HOBBIT will provide benchmarks for the linking and analysis of data KPIs of the big data value chain to test the performance of instance matching methods and tools for Linked Data and the analytics benchmark will test the performance of machine learning methods (supervised and unsupervised) for data analytics.

  • Linking: interlinking datasets requires identifying resources in the datasets that refer to the same real-world entity, a process known as instance matching. The proposed benchmark will extend LDBC’s SPIMBench, the instance matching benchmark developed in the context of the LDBC project, to consider streaming data. We will also work with LDIMBench, a benchmark generator inspired from SPIMBench that implements the set of test cases exploiting schema information and the associated semantics for identifying the matches between the instances. LDIMBench is not bound to any data generator, and its test case generator produces a weighted gold standard that encodes how “close” are the constructed matched instances. The fact that it is mostly a test case generator and is not bound to any domain can be used to test a variety of instance matching systems and algorithms.

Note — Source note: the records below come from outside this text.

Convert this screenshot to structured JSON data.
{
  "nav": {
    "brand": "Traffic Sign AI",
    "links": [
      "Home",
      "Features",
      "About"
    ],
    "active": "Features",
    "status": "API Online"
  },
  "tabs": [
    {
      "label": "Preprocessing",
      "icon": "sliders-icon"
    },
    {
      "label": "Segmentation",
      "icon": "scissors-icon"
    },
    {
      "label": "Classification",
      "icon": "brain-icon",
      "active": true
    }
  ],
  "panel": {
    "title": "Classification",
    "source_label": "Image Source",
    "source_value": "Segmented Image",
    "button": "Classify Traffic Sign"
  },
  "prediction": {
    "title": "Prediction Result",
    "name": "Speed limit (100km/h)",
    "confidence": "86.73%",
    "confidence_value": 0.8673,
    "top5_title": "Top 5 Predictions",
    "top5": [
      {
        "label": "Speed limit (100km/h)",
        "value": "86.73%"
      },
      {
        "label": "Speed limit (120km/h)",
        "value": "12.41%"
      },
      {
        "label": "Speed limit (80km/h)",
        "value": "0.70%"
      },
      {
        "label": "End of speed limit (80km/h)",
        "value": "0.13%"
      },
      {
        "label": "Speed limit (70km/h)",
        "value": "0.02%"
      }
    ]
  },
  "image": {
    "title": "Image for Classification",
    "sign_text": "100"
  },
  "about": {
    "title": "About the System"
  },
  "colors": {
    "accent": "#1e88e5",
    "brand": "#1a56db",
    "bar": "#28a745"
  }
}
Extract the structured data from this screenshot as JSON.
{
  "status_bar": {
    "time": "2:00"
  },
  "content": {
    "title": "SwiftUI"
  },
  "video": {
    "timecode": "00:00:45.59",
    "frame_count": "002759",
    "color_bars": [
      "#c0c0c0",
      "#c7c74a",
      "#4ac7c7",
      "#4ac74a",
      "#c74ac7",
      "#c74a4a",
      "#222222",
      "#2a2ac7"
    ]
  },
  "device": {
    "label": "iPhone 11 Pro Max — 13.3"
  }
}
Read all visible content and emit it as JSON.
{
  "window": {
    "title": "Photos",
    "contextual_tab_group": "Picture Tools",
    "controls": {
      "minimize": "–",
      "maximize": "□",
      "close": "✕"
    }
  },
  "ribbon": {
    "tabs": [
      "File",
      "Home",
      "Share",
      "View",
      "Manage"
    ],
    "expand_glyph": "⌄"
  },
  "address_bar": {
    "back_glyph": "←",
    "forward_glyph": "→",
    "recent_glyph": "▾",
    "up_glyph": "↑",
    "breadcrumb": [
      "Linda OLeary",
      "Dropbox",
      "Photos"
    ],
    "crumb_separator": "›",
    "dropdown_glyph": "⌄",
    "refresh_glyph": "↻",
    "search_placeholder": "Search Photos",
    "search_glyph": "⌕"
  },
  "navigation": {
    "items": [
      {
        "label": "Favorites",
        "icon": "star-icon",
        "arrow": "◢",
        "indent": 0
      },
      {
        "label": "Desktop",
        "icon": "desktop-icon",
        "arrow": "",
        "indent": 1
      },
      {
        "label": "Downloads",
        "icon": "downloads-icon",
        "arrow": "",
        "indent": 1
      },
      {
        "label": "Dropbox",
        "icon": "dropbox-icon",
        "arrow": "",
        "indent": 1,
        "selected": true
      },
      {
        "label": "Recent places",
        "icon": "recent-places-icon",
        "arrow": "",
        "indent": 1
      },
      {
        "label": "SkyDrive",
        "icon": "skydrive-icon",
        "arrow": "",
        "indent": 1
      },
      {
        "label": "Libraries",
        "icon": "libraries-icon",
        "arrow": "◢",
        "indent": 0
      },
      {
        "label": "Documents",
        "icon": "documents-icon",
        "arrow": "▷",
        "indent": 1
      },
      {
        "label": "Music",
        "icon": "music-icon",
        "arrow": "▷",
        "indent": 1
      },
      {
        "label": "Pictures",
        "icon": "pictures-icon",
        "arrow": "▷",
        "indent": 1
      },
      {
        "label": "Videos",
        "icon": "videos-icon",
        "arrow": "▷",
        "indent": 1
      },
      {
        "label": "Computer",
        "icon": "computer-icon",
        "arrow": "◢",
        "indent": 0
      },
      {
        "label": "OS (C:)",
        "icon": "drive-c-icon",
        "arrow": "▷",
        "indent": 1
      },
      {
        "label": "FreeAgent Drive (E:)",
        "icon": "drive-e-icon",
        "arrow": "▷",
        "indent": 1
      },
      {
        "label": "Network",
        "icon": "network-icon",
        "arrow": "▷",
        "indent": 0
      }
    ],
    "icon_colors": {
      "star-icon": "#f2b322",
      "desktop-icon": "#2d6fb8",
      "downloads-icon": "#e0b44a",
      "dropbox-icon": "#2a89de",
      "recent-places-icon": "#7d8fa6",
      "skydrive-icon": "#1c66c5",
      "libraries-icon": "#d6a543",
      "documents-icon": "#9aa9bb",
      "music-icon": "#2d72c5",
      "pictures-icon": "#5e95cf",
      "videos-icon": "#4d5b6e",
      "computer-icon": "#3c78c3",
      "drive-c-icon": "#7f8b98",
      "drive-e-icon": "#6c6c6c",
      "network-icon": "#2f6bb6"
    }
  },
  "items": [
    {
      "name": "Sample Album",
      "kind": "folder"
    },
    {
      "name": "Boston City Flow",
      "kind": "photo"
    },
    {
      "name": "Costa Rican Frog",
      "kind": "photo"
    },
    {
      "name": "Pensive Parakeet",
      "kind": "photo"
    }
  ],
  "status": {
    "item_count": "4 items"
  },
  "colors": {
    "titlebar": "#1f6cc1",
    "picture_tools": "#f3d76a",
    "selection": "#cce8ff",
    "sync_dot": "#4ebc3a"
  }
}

  • Machine Learning on Structured Data: Given graph data by USU and AGT, we will investigate supervised and unsupervised machine learning methods. Those methods will take resources in the graph representing events as input and learn descriptions for abnormal events and problems. The gold standard for supervised learning methods will be derived from previous abnormal events and problems, e.g. at USU (related to SAKE/DL-Learner). Unsupervised machine learning methods will be based on data smart metering data provided by AGT and access measurement resources in the graph structures in order to predict the energy consumption. Optimal models will be learned for individual households for which additional metadata in the graph structure will be used.